Movíamos la boca como muñecos de ventrílocuo y erguíamos el pecho en honor de no sé qué héroe y una patria de carritos tonka y trompos de guayabo y muñecas descabezadas y el Director conducía las entonaciones con una voz traposa y a la carrera como un tropel de búfalos, como una lluvia interminable en techo de lámina y decía vamos, más fuerte, y sumabas estrofas al himno y Nunó extrañado se asomaba por sus lentes y Bocanegra se tallaba los oídos con un cotonete y en el patio de cemento el Ariel nos participaba el color de los calzones de la Brenda que ya prometía futuro y el disco de vinil giraba infinito:…piensa, ¡oh patria querida! que el cielo un soldado en cada hijo te dio… y a la patria también le habían dado al Cocas como otro hijo más y la maestra ponía en juicio al Leonel que le agarraba las nalgas al Marcos y de pronto un galope y unas manos azotando en las bolsas del pantalón y el Cocas en desenfreno ecuestre ya rodeaba a todos los de la fila montando en su caballo invisible y corría desbocado y relinchaba frente al director que le tiraba agarrones para amansarlo y exhalaba en sus aras su aliento y por fin lo agarró del pescuezo y lo llevó de las polacas hasta la fila y le soltó el aquítequedas y los honores continuaron y todos estoicos llevamos la mano al corazón y la bandera pasó majestuosa, y el Aníbal dijo: “¡Meh El Cocas!”, y apuntó y todos volteamos y ahí estaba de nuevo, tirado en el piso con las manos en la nuca viendo el cielo, plácido, agraviando a los símbolos patrios y disfrutando de su risa con una candidez envidiable.

La familia del Cocas dejó pasar el tiempo y apeló a un milagro.
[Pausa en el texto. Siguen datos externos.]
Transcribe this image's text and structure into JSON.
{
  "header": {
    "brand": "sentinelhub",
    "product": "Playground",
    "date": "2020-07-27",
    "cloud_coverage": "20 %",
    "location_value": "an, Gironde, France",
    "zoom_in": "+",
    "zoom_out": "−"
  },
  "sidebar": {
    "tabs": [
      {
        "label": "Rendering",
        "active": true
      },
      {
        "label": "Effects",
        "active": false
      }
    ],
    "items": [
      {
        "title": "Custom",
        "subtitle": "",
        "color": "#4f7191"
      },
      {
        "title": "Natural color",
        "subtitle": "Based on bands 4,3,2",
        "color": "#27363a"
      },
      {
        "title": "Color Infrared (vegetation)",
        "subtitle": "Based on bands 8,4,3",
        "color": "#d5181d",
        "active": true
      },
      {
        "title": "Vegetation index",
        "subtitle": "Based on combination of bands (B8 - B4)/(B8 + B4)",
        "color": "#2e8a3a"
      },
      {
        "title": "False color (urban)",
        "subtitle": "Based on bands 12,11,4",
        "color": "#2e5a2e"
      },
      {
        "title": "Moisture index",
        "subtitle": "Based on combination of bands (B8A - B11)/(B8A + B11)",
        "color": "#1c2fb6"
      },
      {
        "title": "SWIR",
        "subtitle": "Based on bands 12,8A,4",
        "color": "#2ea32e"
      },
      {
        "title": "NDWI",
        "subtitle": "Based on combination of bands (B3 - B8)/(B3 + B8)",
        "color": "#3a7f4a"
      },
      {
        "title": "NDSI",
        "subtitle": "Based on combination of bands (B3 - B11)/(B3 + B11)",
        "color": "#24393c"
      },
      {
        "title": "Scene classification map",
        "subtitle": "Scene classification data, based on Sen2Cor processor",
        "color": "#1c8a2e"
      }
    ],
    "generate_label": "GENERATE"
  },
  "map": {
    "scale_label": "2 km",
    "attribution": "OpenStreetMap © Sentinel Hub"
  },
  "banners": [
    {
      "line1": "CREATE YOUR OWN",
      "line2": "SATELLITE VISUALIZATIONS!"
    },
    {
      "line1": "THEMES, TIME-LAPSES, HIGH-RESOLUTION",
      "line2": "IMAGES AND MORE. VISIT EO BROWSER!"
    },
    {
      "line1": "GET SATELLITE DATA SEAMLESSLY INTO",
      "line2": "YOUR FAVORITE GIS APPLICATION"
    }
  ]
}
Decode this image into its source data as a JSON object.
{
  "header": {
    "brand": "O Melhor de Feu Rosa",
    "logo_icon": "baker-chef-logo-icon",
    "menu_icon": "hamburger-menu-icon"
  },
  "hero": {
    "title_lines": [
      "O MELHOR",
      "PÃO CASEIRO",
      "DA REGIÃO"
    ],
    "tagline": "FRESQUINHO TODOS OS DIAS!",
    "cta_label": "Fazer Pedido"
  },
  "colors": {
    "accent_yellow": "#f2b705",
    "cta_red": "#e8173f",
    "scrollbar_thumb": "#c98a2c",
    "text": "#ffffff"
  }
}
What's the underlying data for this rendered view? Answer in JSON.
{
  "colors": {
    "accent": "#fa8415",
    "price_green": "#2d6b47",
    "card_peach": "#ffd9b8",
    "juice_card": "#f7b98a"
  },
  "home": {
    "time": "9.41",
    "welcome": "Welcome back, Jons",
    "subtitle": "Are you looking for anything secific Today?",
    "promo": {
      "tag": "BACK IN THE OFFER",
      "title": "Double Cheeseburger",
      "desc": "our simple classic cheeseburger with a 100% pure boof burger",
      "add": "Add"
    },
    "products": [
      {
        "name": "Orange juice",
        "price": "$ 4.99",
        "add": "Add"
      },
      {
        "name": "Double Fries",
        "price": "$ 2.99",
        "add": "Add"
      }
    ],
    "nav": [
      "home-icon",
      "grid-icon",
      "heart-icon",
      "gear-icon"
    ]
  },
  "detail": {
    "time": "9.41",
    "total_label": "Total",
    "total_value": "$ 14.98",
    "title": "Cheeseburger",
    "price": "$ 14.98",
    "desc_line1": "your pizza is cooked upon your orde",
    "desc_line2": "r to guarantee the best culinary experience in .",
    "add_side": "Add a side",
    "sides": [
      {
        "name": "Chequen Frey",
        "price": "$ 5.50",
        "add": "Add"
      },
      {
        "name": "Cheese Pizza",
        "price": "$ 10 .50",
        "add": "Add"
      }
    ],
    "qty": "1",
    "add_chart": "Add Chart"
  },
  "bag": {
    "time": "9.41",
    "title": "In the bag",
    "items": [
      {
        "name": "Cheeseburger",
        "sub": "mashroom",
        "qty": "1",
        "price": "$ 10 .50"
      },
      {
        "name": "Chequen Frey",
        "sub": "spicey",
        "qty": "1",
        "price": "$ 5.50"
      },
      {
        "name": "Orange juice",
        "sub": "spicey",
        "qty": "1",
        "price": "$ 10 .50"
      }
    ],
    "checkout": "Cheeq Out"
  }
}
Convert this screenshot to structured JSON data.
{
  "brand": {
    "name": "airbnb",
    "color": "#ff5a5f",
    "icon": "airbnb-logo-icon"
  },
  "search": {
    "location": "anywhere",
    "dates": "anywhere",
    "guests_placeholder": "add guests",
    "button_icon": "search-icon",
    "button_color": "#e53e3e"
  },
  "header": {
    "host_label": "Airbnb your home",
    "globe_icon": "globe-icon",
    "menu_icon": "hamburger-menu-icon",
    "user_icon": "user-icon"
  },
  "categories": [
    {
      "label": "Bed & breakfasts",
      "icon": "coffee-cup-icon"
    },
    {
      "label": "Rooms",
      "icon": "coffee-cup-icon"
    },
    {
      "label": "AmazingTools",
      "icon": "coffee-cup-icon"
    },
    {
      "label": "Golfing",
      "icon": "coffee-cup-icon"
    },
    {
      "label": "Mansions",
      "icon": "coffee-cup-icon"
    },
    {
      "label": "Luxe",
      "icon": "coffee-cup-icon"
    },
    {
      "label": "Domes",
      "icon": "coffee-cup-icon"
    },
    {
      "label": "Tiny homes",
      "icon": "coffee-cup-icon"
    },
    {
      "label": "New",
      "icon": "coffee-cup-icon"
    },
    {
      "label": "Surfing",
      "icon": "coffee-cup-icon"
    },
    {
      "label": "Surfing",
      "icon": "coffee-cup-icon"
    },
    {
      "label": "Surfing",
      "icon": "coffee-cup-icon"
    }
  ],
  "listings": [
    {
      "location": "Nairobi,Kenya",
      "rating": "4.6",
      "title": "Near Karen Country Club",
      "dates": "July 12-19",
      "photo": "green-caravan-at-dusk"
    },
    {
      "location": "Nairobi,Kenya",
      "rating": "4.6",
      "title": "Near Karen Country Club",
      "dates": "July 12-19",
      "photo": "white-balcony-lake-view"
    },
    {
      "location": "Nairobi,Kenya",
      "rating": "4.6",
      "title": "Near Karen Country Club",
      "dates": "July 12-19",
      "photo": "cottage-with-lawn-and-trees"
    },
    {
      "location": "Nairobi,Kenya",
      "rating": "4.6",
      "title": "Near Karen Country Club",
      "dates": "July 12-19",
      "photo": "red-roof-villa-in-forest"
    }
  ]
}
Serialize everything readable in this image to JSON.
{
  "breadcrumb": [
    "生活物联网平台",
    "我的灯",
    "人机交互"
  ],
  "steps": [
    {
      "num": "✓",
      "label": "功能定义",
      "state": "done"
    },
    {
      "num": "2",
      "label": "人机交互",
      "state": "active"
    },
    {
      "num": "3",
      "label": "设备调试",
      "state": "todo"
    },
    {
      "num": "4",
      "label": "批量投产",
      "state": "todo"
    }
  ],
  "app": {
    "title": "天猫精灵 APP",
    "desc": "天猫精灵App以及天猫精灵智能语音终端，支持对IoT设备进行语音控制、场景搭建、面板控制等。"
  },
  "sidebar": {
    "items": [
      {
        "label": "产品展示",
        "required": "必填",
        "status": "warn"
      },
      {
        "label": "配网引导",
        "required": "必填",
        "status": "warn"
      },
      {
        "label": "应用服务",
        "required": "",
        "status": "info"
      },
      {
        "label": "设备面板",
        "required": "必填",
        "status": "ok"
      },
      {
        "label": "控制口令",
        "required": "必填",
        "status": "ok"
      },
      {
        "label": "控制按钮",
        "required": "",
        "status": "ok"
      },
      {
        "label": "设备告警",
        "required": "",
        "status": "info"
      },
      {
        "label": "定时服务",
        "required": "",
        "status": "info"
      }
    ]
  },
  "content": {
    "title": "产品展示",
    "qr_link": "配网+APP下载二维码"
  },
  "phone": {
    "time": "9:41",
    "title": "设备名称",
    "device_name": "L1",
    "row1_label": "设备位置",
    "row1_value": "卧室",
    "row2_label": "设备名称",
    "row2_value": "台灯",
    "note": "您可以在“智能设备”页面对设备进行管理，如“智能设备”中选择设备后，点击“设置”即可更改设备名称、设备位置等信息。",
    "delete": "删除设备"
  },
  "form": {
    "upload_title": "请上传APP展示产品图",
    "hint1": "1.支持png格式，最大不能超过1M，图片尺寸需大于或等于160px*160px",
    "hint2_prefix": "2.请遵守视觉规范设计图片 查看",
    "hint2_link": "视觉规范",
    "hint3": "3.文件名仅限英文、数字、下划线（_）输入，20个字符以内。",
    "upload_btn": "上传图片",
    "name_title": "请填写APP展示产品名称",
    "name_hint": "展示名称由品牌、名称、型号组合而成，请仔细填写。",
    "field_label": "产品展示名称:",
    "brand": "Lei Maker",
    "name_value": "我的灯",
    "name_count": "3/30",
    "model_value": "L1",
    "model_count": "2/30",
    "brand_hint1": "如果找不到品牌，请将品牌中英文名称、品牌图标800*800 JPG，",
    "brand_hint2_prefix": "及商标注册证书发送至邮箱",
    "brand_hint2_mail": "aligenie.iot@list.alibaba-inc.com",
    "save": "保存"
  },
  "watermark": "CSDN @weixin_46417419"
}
El Director, por su parte, resistió lo más que pudo. Les platicó la acostada del Cocas en plenos honores a la bandera y dijeron: “Ay, mira, qué lindo”, y salieron de la escuela, convencidos de que el Cocas un buen día terminaría por integrarse al resto del grupo.

Los siguientes meses sólo fomentaron ilusiones. El Cocas siguió trazando sus códices en el centro del pizarrón. La profe le apostó a una posible agudeza visual y, como último intento, lo ubicó al frente en los primeros mesabancos, pero pronto supo que por ahí no era cuando vio escurrir en su pantorrilla un escupitajo salido de la garganta del Cocas.

El Cocas se fue antes de que concluyera el año escolar. La profe le sobó sus pelos tiesos y lo subieron al asiento trasero de aquel carro de modelo reciente. Nunca volteó para atrás.

El Aníbal me cuenta que lo vio hace poco. Yo no le creo pero asegura que corría tras la sombra de unos pájaros.

*Abogado y escritor. La Paz Baja California Sur/Hermosillo.